The Twilight Zone

Season 3 Episode 2

The Arrival

Aired Unknown Sep 22, 1961 on CBS

Episode Recap

FAA Inspector Grant Sheckly arrives at a hanger where a DC-3 has been roped off and kept under guard. The DC-3, Flight 107, landed at the airport earlier but nobody was inside. Sheckly meets with the airport staff for a preliminary hearing and insists that he's never failed to solve a case before in 22 years. He talks to the attendants who relate what happened. They call in the dispatcher from Buffalo where the plane departed, who confirms the pilot and co-pilot filed a flight plan and he saw them leave. The names sound familiar to Steckly but he can't place them. He meets with the PR officer, Paul Malloy, who insists that a flight crew and 13 passengers can't disappear in mid-flight.

They go over the plane and one of the attendants, Robbins, notes that the entire thing is... spooky. The press are demanding answers and the head of the airport, Bengston, admits that he hasn't checked the passenger list. Steckly notes that none of the passengers' relatives haven't made inquiries yet, and thinks the names sound familiar. He talks Robbins, who mentioned blue seats earlier. Steckly notes that when he first looked in the plane, the seats were brown. Bengston remembers that the seats were red. Steckly checks the registration number on the tail and has the others read them off. Each person sees different numbers.

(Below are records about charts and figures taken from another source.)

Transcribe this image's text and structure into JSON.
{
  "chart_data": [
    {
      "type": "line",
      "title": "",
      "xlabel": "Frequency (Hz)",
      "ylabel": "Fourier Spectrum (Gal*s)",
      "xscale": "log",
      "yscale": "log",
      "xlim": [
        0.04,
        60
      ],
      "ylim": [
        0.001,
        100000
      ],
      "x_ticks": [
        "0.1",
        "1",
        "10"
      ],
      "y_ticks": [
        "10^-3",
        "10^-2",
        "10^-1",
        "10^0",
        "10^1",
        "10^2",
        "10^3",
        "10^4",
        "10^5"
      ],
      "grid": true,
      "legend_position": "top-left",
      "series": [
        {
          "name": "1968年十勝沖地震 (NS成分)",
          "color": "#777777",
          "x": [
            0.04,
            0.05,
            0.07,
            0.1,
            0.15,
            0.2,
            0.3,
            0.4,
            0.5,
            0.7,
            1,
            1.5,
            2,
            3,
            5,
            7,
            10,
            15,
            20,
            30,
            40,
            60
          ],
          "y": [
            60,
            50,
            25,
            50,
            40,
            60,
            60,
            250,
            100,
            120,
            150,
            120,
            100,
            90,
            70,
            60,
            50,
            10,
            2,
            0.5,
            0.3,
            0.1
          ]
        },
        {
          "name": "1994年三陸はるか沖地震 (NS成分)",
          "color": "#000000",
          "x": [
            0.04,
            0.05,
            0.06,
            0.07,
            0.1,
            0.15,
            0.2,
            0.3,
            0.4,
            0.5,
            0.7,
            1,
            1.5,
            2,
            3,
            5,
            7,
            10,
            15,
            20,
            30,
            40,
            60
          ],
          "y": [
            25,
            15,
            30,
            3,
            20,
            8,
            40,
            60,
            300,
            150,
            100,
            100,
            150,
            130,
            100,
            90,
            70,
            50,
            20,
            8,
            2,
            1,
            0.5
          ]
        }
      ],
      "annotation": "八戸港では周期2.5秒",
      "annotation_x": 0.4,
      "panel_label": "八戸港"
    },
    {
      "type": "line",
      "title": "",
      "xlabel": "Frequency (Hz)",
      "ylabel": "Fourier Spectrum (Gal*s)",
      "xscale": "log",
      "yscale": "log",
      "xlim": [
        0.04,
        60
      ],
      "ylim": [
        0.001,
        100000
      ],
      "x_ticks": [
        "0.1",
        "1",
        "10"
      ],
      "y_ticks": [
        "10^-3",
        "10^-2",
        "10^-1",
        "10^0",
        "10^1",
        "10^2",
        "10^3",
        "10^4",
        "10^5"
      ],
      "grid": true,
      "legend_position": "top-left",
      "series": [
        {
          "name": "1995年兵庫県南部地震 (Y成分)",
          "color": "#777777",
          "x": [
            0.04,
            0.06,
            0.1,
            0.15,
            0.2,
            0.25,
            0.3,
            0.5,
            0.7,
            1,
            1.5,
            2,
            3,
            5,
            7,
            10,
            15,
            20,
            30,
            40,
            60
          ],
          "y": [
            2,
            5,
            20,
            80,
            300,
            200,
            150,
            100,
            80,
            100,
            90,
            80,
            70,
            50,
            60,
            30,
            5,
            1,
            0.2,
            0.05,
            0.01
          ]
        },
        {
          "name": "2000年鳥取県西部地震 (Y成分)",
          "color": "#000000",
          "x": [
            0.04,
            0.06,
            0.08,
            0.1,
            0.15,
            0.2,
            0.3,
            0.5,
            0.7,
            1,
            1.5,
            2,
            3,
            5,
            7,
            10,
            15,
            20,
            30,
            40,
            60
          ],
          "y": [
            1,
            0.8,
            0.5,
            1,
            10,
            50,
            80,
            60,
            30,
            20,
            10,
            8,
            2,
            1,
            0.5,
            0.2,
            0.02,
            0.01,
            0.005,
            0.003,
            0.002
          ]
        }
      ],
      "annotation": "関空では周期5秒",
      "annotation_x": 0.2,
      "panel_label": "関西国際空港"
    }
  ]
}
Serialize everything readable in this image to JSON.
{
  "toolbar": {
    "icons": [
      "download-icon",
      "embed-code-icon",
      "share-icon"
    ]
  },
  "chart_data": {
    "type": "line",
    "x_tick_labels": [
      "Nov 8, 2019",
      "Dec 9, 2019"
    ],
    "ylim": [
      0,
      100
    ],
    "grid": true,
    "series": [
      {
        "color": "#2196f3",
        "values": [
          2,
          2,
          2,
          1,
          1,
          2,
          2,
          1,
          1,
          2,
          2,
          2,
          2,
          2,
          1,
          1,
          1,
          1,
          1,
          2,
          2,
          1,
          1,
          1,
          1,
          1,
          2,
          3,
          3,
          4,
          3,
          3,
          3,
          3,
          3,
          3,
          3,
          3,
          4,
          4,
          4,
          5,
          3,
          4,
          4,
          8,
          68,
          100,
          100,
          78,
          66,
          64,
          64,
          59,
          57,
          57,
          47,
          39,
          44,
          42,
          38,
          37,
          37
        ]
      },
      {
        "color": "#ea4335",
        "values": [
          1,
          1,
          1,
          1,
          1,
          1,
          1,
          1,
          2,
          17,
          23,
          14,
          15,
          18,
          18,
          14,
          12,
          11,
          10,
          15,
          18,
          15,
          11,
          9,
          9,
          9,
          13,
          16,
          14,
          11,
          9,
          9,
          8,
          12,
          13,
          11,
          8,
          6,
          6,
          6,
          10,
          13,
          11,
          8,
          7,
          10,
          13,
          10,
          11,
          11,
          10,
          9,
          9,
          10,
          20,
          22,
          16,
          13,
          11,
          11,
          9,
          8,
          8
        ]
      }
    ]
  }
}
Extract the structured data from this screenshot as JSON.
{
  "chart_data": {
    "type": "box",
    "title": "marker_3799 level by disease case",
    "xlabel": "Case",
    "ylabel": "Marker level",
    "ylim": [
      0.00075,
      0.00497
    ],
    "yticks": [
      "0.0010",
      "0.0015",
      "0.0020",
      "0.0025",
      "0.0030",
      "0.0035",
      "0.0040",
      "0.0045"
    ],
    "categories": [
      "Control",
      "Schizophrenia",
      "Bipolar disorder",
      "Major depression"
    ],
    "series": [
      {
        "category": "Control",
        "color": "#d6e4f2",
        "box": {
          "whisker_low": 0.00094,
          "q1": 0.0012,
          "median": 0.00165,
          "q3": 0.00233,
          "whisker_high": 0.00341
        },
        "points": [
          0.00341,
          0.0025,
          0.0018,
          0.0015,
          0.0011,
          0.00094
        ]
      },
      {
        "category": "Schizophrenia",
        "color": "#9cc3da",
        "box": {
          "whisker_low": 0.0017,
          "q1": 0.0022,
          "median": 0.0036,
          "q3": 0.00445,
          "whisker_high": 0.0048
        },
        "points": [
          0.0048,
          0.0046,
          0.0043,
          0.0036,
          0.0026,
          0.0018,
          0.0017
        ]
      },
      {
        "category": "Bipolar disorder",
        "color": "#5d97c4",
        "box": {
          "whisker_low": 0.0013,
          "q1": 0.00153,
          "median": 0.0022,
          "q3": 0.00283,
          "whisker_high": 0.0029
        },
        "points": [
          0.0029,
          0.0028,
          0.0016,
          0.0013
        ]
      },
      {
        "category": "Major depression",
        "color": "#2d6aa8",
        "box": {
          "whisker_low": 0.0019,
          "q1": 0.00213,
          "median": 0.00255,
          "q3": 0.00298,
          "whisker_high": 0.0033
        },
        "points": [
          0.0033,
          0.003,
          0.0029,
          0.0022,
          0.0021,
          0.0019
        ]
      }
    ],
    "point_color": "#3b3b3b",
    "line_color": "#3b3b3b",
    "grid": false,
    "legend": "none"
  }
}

Steckly has a theory, but he notes it's dangerous to test. He suggests that they're all suffering from mass hypnotic suggestion and are all seeing the plane differently based on their preconceived notions. To test his theory, he has Robbins start the engines and wheel the plane out of the hanger. Steckly approaches the spinning prop and sticks his hand into it... and the plane disappears. Steckly smiles in satisfaction, and then watches as the airport staff disappear before his eyes.

Panicking, Steckly runs to Bengston's office, but Bengston and Malloy have no memory of him and only know him by name. Steckly sees a newspaper headline confirming that a movie starlet arrived on the DC-3 that morning. Bengston has no memory of a missing Flight 107 that day but remembers that Flight 107 disappeared... 17 years ago. Flight 107 was lost at sea and Steckly was never able to close the case. Steckly begins to break down, insisting that he's never failed to solve a case or find a cause. He stumbles across the airfield, calling out for answers that will never come.